Bradley wore a black notch-lapelled tuxedo with a black tie and cummerbund and he bore it as only a slender but well-proportioned man can do, making it casual and unimportant. He glanced at selected faces including Hood, his expression amused and alert. Hood studied Bradley’s retinue: little brother Jordan, Clayton the forger, Stone the thief, and Los Angeles County Sheriff’s sergeant Frank Cleary.
The service was Catholic due to the McKennas. The priest was round and big-toothed and smiled greatly. Hood found the ceremony overlong but moving. In his heart was happiness for Erin and sadness and some anger, too, because he believed that Bradley had already come to no good and that his foolishness would eventually harm her. Before he knew it, Bradley and Erin Jones were striding back down the aisle and the crowd was hollering with reckless abandon.

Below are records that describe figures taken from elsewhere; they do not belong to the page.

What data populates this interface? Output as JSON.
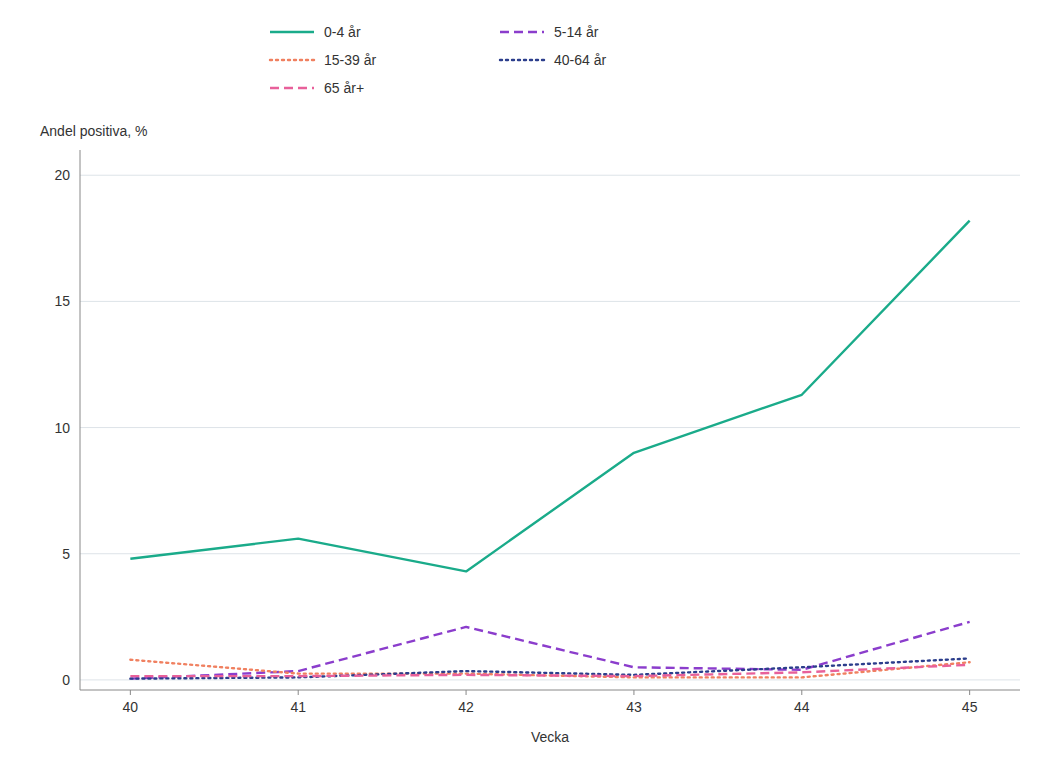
{
  "chart_data": {
    "type": "line",
    "x_label": "Vecka",
    "y_label": "Andel positiva, %",
    "x": [
      40,
      41,
      42,
      43,
      44,
      45
    ],
    "series": [
      {
        "name": "0-4 år",
        "color": "#1aab8a",
        "line_style": "solid",
        "values": [
          4.8,
          5.6,
          4.3,
          9.0,
          11.3,
          18.2
        ]
      },
      {
        "name": "5-14 år",
        "color": "#8b3dcc",
        "line_style": "dashed",
        "values": [
          0.05,
          0.35,
          2.1,
          0.5,
          0.4,
          2.3
        ]
      },
      {
        "name": "15-39 år",
        "color": "#f08060",
        "line_style": "dotted",
        "values": [
          0.8,
          0.25,
          0.25,
          0.1,
          0.1,
          0.7
        ]
      },
      {
        "name": "40-64 år",
        "color": "#2c3e8c",
        "line_style": "dotted",
        "values": [
          0.05,
          0.1,
          0.35,
          0.2,
          0.5,
          0.85
        ]
      },
      {
        "name": "65 år+",
        "color": "#e8609a",
        "line_style": "dashed",
        "values": [
          0.15,
          0.15,
          0.2,
          0.15,
          0.3,
          0.6
        ]
      }
    ],
    "xlim": [
      39.7,
      45.3
    ],
    "xticks": [
      40,
      41,
      42,
      43,
      44,
      45
    ],
    "ylim": [
      -0.4,
      21
    ],
    "yticks": [
      0,
      5,
      10,
      15,
      20
    ],
    "grid": true,
    "legend": "top"
  }
}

The warm-up band was Los Straitjackets
,
who played surf music and wore Mexican wrestling costumes. Hood was a guitar lover and he had played unpromisingly as a boy and always liked the reverbdrenched, double-lead twang of the Ventures and the Surfaris. When Los Straitjackets found a groove, Hood felt a giant metallic wave had broken over him, and notes of music were shearing off the walls to splash him.

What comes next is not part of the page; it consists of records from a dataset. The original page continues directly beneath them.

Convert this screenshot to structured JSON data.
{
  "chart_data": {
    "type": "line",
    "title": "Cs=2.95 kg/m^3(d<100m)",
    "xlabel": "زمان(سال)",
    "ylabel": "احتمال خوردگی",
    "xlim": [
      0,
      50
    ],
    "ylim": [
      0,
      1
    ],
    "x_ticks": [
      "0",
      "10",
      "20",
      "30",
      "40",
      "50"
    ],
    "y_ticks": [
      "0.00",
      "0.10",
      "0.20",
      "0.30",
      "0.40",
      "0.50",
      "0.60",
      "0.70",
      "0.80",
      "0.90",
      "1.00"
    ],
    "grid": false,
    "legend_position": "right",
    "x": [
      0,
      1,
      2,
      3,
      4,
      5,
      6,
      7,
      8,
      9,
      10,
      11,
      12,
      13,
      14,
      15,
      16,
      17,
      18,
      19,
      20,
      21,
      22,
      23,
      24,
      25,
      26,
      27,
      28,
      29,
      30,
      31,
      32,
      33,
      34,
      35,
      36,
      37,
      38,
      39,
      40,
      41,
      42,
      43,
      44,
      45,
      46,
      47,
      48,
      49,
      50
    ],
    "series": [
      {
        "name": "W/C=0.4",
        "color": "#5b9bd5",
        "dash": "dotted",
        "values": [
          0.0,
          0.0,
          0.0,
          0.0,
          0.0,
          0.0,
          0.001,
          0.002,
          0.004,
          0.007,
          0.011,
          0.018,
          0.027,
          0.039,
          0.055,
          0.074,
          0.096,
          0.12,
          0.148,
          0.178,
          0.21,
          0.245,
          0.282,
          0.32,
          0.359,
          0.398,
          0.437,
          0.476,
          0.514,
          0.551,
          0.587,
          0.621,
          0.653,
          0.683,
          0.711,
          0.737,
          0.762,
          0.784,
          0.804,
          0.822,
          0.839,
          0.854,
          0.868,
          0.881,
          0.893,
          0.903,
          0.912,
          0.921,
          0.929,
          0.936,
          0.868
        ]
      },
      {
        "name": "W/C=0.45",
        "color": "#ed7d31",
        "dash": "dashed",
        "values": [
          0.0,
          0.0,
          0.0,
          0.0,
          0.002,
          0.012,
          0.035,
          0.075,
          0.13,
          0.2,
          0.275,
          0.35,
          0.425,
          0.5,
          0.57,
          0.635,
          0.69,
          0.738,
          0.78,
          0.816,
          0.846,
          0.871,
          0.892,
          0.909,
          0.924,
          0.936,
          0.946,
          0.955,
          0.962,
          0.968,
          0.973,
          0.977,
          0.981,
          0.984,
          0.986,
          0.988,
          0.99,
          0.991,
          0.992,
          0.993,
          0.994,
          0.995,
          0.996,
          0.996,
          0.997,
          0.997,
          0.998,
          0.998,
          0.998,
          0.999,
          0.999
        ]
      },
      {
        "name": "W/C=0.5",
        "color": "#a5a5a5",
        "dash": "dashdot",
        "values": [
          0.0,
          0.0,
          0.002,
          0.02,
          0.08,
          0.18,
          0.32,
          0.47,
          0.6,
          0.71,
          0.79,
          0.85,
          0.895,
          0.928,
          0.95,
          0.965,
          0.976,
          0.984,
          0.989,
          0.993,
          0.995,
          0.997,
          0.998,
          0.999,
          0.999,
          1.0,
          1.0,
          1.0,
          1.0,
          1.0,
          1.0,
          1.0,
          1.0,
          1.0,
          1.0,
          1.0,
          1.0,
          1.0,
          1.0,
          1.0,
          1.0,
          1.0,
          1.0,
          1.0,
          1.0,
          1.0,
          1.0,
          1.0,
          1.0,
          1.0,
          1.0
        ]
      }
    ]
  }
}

He saw Bradley’s half brother, Kenny, just three years old now, race onto the dance floor and begin flailing about. His father, Ernest, watched him from the crowd, his big Hawaiian face stoic as an Easter Island statue’s. Hood had met them right here at this ranch two years ago. He could see that day. It had been his first assignment as an LASD homicide team trainee. He had driven way down here from L.A. to interview Suzanne Jones, whom he suspected of having witnessed a crime, and by the time he drove off forty minutes later, the path of his life had changed.